Desde logo aparece a importância da proximidade das salas de exibição, oferecendo
uma variedade de opções que se encaixem no horário que cada unidade consumidora
reservou para cinema – incluindo um “Plano B” caso não haja ingressos para a primeira
opção. Está é a principal razão para a construção de cinemas com diversas salas e também
de aglomerações de cinemas - clusteres de salas de exibição. Shoppings geralmente
proporcionam tudo o que é necessário para a maioria dos combos – daí serem escolhidos
por 92% dos freqüentadores de cinema entrevistados pelo Datafolha.
Mas o grande concorrente será sempre o combo doméstico. Aqui todos os custos
são reduzidos ao mínimo. Não há problemas de deslocamento, segurança, preços, etc. Os
equipamentos eletrônicos domésticos baratearam e o crédito foi estendido a consumidores
de rendas mais baixas. As locadoras de DVDs proliferam, nas imediações da residência do
consumidor. É crescente o número de condomínios que dispõem de salas de home theater.
O complemento – a TV aberta – está sempre presente para o pré e o pós-DVD. Escolhe-se

8
os amigos que irão participar. E ninguém precisa perder muito tempo se vestindo
especialmente para sua sala de estar.
Em compensação, o ambiente doméstico tem pelo menos dois defeitos. Primeiro, no
caso do cinema, a falta a sala escura, a tela imensa, a sensação de participar do espetáculo.
Segundo, a casa é o espaço da mesmice. Não se reservam emoções inesperadas, salvo em
caso de blackout ou um eventual tombo no banheiro. Falta a possibilidade de encontrar
pessoas inesperadas, de observar fatos inusitados, desde um barraco de um casal até um
desastre de automóvel, para não falar de novas vitrines, novas modas, novos assuntos.
Falta, em suma, a possibilidade do novo. É por isso que, apesar de todos os problemas, as
pessoas preferem continuar indo se entreter na rua – e tendo que escolher entre um cardápio
de opções.

3. À GUISA DE CONCLUSÃO
Os dados proporcionados pelas pesquisas aqui referidas permitem que se tenha uma
primeira aproximação acerca do comportamento dos consumidores de entretenimento no
Brasil. Esperamos que os conceitos e interpretações aqui propostos contribuam para uma
melhor compreensão do fenômeno e provoquem desenvolvimento e contribuições críticas.
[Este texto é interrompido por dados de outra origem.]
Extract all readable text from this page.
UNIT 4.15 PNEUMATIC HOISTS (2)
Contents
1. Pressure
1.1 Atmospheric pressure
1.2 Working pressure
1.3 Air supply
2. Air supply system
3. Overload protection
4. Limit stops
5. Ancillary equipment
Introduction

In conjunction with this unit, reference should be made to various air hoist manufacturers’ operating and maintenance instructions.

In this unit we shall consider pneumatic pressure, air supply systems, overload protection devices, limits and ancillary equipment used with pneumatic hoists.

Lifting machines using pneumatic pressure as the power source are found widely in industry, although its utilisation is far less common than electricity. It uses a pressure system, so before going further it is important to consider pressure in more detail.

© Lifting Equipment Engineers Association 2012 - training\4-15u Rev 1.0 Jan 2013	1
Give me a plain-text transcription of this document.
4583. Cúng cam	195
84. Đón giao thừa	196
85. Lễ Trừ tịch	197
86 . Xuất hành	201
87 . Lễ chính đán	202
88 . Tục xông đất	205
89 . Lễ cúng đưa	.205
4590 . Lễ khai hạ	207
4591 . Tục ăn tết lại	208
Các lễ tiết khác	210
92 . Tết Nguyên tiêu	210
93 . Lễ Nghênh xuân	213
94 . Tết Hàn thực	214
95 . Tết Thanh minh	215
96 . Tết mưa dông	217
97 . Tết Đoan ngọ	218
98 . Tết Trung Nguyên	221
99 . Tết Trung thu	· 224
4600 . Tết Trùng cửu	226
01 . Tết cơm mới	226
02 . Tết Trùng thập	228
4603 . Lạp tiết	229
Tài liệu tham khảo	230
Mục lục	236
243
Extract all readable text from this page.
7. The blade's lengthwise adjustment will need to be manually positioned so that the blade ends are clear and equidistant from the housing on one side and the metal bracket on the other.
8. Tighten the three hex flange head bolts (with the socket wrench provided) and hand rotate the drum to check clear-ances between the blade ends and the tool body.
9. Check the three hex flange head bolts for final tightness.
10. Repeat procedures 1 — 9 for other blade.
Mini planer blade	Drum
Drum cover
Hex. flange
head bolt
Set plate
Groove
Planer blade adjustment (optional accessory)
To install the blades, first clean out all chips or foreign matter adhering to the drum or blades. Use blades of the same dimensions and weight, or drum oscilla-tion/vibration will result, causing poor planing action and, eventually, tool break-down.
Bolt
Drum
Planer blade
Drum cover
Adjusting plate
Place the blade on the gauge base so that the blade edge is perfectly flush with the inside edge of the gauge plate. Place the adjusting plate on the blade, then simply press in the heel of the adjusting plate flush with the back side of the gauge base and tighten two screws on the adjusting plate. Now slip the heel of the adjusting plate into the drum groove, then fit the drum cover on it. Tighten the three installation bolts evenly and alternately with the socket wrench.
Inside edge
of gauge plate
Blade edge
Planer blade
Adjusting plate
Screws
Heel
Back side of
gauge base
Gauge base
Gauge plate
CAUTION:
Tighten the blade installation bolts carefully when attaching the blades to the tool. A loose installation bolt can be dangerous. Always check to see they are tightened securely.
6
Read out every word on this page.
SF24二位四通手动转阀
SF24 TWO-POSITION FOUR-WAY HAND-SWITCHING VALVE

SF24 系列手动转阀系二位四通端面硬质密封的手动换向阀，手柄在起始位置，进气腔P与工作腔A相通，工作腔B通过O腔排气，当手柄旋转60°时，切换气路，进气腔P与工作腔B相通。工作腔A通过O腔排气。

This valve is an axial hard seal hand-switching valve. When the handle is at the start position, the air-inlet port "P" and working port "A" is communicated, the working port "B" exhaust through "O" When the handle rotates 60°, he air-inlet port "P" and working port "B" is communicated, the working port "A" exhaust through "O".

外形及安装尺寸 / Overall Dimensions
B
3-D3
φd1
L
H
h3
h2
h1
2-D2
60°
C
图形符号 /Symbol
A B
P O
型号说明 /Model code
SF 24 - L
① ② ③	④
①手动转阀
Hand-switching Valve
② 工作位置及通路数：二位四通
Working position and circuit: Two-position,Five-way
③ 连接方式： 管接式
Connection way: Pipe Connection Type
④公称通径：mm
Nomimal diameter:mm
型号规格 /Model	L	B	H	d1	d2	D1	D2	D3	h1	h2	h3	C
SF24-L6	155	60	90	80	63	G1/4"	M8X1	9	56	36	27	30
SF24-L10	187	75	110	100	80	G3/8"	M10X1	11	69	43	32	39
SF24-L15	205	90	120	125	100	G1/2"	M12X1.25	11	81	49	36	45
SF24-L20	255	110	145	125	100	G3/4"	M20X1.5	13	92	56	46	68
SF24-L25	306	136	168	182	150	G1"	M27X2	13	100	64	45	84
4. REFERÊNCIAS BIBLIOGRÁFICAS
. Botelho, Isaura e Fiore, Maurício (2005). O uso do tempo livre e as práticas culturais na
região metropolitana de São Paulo. São Paulo, Centro de Estudos da Metrópole do
CEBRAP.
. Instituto Datafolha (2008) Hábitos de consumo no mercado de entretenimento. São Paulo:
Instituto Datafolha. Disponível em:
http://sedcmrj.locaweb.com.br/pesquisa/pesquisa_habitos_consumo_agosto2008.pdf
http://sedcmrj.locaweb.com.br/pesquisa/pesquisa_habitos_consumo_qualitativa.pdf

. Sá-Earp, Fabio (2002). Pão e circo. Fronteiras e perspectivas da economia do


entretenimento. Rio de Janeiro: Palavra e Imagem.